My first idea is to run through the strings of each size, starting with the most common for each size, and starting to sort the strings based on the compression ratio. To calculate this ratio we can run through the script adding the string size for each occurrence of this string, which gives us the total size in bytes this string has in the whole script.
We can stop to sort the strings for some string size, let's say k, if the position after the sort is higher than 256. So after the strings for all sizes starts to have a position higher than 256 the algorithm is finished.

3-)After finding the 256 best strings, we can create the dictionary.

As we can see this method needs to run through the whole script a LOT of times.
So someone knows some documents, or have some ideas for a better algorithm?



I was thinking about another method where I put one control byte each eight bytes, where each bit of this control byte tells if we have a common char or a dictionary entry. But using this method we need a different algorithm to calculate the dictionary strings, and seems much more complex to find the optimum solution.


If someone has experience with this stuff, please share here.


PS: I started thinking about this stuff today, so sorry if it seems a silly question.

Bregalad

Hi. What you describe sounds close to the StaticDictionary compression I use in my CompressTools.

The algoritms are all fully doccumented, including this one, so feel free to take a look at the sources.
What you said won't work for many reasons :
1) You should not replace the most common string, but the one that will grant a greater saving of bytes. This is completely different !
2) You forgot that your string matches will not be independant. For example if "hello" is present 15 times, then "hell" is present at the very least 15 times too.
3) I think it's silly to think you'll have 256 dictionary entires, you'll need room for literals which are not in the dictionary.

DougRPG

Thank you for the reply, I'll take a look on you CompressTools.

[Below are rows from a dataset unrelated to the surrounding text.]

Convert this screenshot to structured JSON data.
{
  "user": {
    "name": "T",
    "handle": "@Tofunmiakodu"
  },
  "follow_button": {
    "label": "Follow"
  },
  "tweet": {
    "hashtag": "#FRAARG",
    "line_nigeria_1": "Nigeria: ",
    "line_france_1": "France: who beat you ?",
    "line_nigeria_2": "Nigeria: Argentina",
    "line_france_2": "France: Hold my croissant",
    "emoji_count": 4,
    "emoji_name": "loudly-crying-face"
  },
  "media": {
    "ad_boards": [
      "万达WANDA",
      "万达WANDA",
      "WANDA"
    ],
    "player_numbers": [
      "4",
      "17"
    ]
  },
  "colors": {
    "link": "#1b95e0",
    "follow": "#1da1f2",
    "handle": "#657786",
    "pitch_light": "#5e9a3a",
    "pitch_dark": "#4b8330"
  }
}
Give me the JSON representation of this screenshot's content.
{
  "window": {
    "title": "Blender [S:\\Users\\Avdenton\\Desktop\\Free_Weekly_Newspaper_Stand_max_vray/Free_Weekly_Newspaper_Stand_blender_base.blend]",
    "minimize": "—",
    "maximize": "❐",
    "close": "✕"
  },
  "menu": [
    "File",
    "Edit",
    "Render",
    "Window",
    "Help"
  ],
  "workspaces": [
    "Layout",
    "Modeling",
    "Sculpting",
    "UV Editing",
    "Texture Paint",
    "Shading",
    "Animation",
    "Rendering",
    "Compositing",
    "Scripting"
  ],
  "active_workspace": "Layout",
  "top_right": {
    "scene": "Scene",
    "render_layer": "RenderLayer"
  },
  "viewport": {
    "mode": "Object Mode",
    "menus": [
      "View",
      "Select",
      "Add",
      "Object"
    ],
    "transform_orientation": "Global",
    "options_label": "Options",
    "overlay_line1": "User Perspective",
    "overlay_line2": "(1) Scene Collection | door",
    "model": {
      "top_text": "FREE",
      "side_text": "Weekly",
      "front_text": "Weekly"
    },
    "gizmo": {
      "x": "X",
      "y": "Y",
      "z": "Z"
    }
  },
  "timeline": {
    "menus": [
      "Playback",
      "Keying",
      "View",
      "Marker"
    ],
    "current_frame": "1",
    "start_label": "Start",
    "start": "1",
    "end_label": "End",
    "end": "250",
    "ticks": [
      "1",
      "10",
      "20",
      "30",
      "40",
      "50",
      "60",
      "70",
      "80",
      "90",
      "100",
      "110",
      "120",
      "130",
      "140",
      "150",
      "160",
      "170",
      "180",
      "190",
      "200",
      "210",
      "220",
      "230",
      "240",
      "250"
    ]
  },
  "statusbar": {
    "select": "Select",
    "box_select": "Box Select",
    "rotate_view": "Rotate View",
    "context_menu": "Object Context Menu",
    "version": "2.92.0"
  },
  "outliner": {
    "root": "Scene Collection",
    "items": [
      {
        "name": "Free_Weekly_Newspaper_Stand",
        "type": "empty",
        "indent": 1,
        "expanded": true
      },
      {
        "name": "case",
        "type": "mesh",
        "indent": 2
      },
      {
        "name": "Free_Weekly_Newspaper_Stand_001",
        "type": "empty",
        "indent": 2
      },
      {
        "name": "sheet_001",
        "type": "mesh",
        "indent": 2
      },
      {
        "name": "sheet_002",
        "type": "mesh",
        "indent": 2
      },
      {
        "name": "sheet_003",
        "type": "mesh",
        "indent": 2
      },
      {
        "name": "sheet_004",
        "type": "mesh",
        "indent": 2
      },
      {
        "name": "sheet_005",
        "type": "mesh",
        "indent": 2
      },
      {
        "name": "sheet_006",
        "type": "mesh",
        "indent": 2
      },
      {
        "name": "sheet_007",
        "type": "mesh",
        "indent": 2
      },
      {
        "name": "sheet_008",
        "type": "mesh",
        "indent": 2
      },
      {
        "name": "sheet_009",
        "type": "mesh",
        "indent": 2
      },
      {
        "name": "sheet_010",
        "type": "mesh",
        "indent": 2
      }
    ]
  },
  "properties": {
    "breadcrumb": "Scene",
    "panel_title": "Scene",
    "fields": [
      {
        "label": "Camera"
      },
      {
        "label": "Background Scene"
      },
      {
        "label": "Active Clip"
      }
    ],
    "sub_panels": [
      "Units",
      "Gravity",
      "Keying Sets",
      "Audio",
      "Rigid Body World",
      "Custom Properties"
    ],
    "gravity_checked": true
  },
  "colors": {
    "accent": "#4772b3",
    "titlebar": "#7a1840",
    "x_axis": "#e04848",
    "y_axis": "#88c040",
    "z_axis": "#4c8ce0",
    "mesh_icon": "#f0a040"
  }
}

Quote1) You should not replace the most common string, but the one that will grant a greater saving of bytes. This is completely different !

That is what I said in my post. I want the 256 global strings that gives the best compression. So my first idea is to find the most common strings for each size, and after that sort all these strings based on the compression ratio (the one's who saves more bytes). So, a string of size 3 can save much more space than a string with size 10, if the (occurence_size3 x 3) is higher than (occurrence_size10 x 10).
Maybe my description was not very well written.

Quote2) You forgot that your string matches will not be independant. For example if "hello" is present 15 times, then "hell" is present at the very least 15 times too.

Yes, my approach is far from the best solution, and the worst case can have a very poor compression ratio. Even if I find the best strings like I said above, and start to replace the strings with the corresponding dictionary entries, there will be a lot of conflicts, and the result will be far from the best compression.
I can restrict to only get the strings that doesn't conflict with the previous strings, but I'll need to check all the possible combinations to see which one has the optimum set of strings, what is impractical.

What was your approach? I'll study your tool, but can you describe in a high level what you did?

Quote3) I think it's silly to think you'll have 256 dictionary entires, you'll need room for literals which are not in the dictionary.

I'm thinking in a generic algorithm, focused only on the dictionary, and for practical uses I can choose other smaller number.
Other solution is to add this control byte like I said in my first post, this way I can know if I have a literal or a dictionary entry, so I can have 256 literals and 256 dictionary entries. This control byte will add a lot of extra info on the compressed data, but can be better than having a smaller dictionary in some cases (I'm guessing).

Nightcrawler

I'd suggest taking a look at Script Crunch for some ideas and testing.
TransCorp - Over 20 years of community dedication.
Dual Orb 2, Wozz, Emerald Dragon, Tenshi No Uta, Glory of Heracles IV SFC/SNES Translations

Klarth

I'll save him some time and just say how ScriptCrunch works.

1. Determine a MinLength and MaxLength value for words.
2. Scan the text for every substring from MinLength to MaxLength and sum their frequencies.
3. Calculate which match would save the most room.
4. Save the optimal match
5. Delete the optimal match from the text analysis to prevent overlap (I split the text into a bunch of smaller vectors to keep proper boundaries)
6. Repeat from step 2.

This is a nonoptimal, greedy heuristic.  I'm not sure if a proper algorithm to do this exists with a reasonable time complexity.  Also, rescanning the text makes the heuristic take several minutes to run to build the entire dictionary.  You can write code to "adjust" the frequencies instead of deletion and rescanning to make it run much more quickly.  I wrote some pseudocode on paper but never implemented that method.

Note: I just noticed you said dictionary, not substring.  Same method applies, except your scan is much quicker and simpler to do.

henke37


function spaceSavedForString(str:String,freq:uint):uint {
return str.length*freq;
}

Klarth

That's a bit off.  The space saved is:
(StringLength - HexLength) * Freq, where HexLength is the number of bytes required (usually 2) to encode the dictionary/substring entry.

Bregalad

QuoteWhat was your approach? I'll study your tool, but can you describe in a high level what you did?
Of course.
What I do is that once on word is compressed, it's entry is added to dictionary. Then there is two variants depending if you want the dictionary to be recursive (a "word" can contain other dictionary references) or non-recursive (a "word" is entierely made of literals).

Let's start with the recursive variant, as it's the simplest in concept.
The string occurrence table is then cleared, and the whole process of counting string occurrences starts again. As this is a very slow process, which have to be repeated N times (where N is the total # of entries) it's of course a very slow encoding.

Now let's talk about the non-recursive variant.
There is probably other ways to do it, but I wanted to do it in an optimal way, even if it's slow.
So again the string occurrence table is cleared and the whole process of counting string occurrences restarts, but this time any string that contains any dictionary references is automatically skipped.
This is even slower than the recursive variant.